UTF-8

BlitzMax Forums/BlitzMax Programming/UTF-8

Grey Alien(Posted 2007) [#1]
Hiya, just tried loading in a Russian localised file in UTF-8 file and my word wrapping code crashes. Probably this is because Space and Carriage Return (CR) are not 32 and 13. Anyone know what they are in UTF please?

Oh and what about Line Feed (LF) which is normally 10. Thanks!


GfK(Posted 2007) [#2]
I'm sure that only ascii chars higher than 127 are different.

Its been ages since I did anything like this, but when I did the Polish version of Double Top I had all sorts of bother. I recall having to find CE (central european) versions of the fonts I used.

Rather you than me.


ziggy(Posted 2007) [#3]
I think they are 10 + 13 or 13 + 10 depending on the platform.


Grey Alien(Posted 2007) [#4]
Hmm, if they are the same then there must be a problem with my code, wonder what it is? ...

It's weird because with a file saved as txt it word wraps, but with UTF-8 the word wrapped text array is empty because it's failing to wrap it. So what's so badly different between the file formats that causes the error I wonder?


ziggy(Posted 2007) [#5]
It can be the byte order mark that is confusing you program?


Grey Alien(Posted 2007) [#6]
What's that? Better wiki it...


ziggy(Posted 2007) [#7]
The byte order mark is usually a 2 bytes mark that indicates if the file is stored in big endian or little endian. In case of UTF-8 it should be little endian. I think it was something like FE and FF, but if you take a look to the loadtext function of blitzmax, you'll see the exact byte order signature.


Grey Alien(Posted 2007) [#8]
Ah, and that's at the start is it? Maybe I should view the file with a hex editor...Hmm, seems the start of the file is EF BB BF. That may be the problem, I'll check it out. Thanks.


Brucey(Posted 2007) [#9]
Why can't you load the file with TextStream? It checks the BOM and interprets the loading based on that...


ziggy(Posted 2007) [#10]
Text Stream reads the byte order marks as characters. I would recomend using LoadText, or using a function derived from LoadText. There's no encoding detector text stream in BlitzMax (As far as I know)

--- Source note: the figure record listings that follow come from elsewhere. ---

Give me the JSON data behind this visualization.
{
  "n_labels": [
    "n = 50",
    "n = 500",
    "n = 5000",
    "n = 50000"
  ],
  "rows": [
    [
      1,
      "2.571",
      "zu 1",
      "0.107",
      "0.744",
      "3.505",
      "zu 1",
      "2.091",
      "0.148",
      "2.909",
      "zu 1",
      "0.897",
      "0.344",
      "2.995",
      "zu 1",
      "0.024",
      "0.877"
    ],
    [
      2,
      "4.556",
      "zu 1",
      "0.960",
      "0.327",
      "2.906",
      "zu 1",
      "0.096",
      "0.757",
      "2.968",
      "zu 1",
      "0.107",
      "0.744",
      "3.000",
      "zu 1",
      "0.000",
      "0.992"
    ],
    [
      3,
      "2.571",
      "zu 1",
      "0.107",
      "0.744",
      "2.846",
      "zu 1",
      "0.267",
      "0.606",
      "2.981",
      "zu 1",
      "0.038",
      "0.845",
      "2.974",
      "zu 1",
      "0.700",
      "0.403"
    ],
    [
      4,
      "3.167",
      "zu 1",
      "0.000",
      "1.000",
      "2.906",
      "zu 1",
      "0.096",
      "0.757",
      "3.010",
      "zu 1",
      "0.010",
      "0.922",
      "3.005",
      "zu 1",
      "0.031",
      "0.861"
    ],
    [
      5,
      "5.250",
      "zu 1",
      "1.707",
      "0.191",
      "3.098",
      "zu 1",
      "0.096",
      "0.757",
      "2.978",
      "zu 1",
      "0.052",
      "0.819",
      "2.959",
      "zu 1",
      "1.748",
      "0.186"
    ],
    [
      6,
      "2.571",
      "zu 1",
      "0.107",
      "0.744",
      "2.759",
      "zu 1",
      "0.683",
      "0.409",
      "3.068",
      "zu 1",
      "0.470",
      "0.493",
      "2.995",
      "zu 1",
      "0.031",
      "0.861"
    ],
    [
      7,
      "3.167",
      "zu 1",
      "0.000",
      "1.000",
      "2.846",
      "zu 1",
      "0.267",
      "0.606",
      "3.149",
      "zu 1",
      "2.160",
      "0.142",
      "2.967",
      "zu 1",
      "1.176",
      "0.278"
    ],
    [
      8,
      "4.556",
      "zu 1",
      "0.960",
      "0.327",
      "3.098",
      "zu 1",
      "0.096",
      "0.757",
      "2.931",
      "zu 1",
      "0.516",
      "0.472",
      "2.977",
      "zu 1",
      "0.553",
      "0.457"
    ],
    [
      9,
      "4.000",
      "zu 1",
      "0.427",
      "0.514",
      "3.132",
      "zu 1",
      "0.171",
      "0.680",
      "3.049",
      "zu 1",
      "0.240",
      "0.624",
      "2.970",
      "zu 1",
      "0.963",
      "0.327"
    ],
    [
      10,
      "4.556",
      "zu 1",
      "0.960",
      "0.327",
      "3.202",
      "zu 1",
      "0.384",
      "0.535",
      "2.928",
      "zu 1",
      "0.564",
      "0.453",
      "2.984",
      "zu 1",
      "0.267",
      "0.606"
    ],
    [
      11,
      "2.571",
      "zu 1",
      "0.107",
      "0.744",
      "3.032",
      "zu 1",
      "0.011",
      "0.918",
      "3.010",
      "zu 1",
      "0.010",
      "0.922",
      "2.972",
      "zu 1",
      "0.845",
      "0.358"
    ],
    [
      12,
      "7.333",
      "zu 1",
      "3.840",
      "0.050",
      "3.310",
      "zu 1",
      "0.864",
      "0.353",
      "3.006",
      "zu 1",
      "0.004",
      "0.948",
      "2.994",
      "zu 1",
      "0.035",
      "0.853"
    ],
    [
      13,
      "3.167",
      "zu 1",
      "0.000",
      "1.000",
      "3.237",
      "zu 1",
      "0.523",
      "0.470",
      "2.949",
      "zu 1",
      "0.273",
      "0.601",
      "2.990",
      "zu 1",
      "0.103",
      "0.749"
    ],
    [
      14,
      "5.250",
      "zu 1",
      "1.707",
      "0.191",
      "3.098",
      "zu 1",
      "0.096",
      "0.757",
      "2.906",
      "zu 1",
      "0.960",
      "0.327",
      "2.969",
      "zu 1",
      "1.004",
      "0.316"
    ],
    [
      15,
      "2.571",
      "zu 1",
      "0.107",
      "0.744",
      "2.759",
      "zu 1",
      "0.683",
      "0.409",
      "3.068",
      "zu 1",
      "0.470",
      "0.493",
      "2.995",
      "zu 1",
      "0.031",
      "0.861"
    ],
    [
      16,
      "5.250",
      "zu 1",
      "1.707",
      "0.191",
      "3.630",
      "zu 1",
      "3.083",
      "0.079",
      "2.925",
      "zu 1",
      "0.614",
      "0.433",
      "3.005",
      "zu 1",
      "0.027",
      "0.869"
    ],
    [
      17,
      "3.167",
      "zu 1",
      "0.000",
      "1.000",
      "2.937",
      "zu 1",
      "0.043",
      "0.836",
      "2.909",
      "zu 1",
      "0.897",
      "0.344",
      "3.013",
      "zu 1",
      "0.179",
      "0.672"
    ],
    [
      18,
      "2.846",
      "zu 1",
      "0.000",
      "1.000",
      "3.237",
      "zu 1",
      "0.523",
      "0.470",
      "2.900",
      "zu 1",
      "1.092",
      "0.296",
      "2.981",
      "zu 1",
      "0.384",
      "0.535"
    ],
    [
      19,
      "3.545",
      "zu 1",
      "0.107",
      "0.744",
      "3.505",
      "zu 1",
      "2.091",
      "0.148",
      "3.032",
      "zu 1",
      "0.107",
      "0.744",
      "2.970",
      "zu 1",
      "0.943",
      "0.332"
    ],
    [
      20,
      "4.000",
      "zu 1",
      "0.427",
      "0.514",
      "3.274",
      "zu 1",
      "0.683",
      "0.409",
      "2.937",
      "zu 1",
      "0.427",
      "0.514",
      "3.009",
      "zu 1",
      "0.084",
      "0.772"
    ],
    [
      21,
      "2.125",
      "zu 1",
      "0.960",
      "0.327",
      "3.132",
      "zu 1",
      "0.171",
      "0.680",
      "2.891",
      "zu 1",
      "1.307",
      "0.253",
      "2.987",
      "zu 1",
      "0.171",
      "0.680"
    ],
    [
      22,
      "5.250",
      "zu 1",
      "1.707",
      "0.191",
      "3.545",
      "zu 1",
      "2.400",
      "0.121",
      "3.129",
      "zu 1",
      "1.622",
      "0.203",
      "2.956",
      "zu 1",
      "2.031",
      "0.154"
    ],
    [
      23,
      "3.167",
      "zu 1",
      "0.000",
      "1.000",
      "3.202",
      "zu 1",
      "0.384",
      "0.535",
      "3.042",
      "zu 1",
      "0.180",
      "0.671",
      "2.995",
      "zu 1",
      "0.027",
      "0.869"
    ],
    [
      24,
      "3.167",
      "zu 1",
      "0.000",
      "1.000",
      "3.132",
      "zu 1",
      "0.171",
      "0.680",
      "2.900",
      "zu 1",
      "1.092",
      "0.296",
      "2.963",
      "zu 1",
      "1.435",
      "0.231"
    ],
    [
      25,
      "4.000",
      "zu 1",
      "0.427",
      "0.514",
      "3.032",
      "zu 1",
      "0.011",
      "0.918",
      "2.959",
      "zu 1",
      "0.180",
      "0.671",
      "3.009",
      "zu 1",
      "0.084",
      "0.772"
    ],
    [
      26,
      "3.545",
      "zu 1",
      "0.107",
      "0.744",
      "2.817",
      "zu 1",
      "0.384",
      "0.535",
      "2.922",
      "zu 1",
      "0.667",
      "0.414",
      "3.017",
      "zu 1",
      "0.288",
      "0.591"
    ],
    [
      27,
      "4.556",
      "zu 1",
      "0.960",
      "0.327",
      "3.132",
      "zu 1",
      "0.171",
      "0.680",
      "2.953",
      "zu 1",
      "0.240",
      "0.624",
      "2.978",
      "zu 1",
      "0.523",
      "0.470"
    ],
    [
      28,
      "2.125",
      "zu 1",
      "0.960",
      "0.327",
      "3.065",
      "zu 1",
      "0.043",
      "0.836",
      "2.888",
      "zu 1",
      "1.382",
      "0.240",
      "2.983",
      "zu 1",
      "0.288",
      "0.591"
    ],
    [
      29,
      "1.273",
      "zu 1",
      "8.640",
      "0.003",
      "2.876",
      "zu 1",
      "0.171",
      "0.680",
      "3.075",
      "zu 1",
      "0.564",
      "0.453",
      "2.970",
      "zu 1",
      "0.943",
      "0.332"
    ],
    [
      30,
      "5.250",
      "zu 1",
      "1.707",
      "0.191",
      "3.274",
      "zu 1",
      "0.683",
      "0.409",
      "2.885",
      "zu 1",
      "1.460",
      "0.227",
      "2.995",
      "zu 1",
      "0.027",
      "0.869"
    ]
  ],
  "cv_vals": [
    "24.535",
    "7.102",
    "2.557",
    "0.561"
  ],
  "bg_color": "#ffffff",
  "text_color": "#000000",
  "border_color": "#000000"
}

Grey Alien(Posted 2007) [#11]
LoadText is the one! Thanks ziggy and thanks Brucy for the advice. So I should read the manual a bit more!


Grey Alien(Posted 2007) [#12]
OK so LoadText reads the whole file into a giant string. How practical is that for big files?

Also is there a quick way for splitting it into lines (stored in an array) based on CR LF? Or do I have write some code to chop it up? I'll write some code anyway...


ziggy(Posted 2007) [#13]
Hey, LoadText is internally using a Stream, but it makes the byte order check. Open the LoadText source code and in a few minutes you'll have a working text stream with encoding recognition. I've done mine, but I can't send it to you becouse I'm not at the office now.


Grey Alien(Posted 2007) [#14]
This seems to work:

Strict

Graphics 800,600,0

Global Font:TImageFont = LoadImageFont("arial.ttf", 20)

Local File:TStream = OpenFile("Russian.txt") 'in UTF-8 format

Global TestText $ = ""

If File Then
	TestText = LoadText(File)
	CloseFile(File)
EndIf

Global Text$[]

'Split the TestLine into an array of Lines
Local line = 0
While TestText<>""
	'Get the CRLF position
	Local Pos = Instr(TestText,Chr(13)+Chr(10))
	Text = Text[..Len(Text)+1] 'expand the array
	'Was the end of the text reached?
	If Pos = 0 Then
		Text[line] = Mid(TestText,1,Len(TestText)) 'Copy the rest of the text into the new array slot
		TestText = ""
	Else		
		Text[line] = Mid(TestText,1,Pos-1) 'Copy the first line into the new array slot
		TestText= Mid(TestText,Pos+2,Len(TestText)) 'reduce the text we are reading from.
	EndIf
	line:+1 	
Wend

While Not KeyHit(KEY_ESCAPE)
	Cls
	SetImageFont Font
	Local y = 50
	'Print the lines from the array
	For Local  i = 0 To Len(Text)-1
		DrawText Text[i],10,y
		y:+20
	Next
	DrawText Len(Text)+" lines",10,10
	Flip
Wend



ziggy(Posted 2007) [#15]
Yes but you're loading the whole file into a string. It work, but if you want to use text streams with encoding recognition, I would recomend you to just take a look to the loadtext function source code. It will be less RAM demanding when working with very large files (I think).

Anyway, glad to see it works. :D


Grey Alien(Posted 2007) [#16]
Yes good advice thanks.

For now I've added it to my framework as a simple function.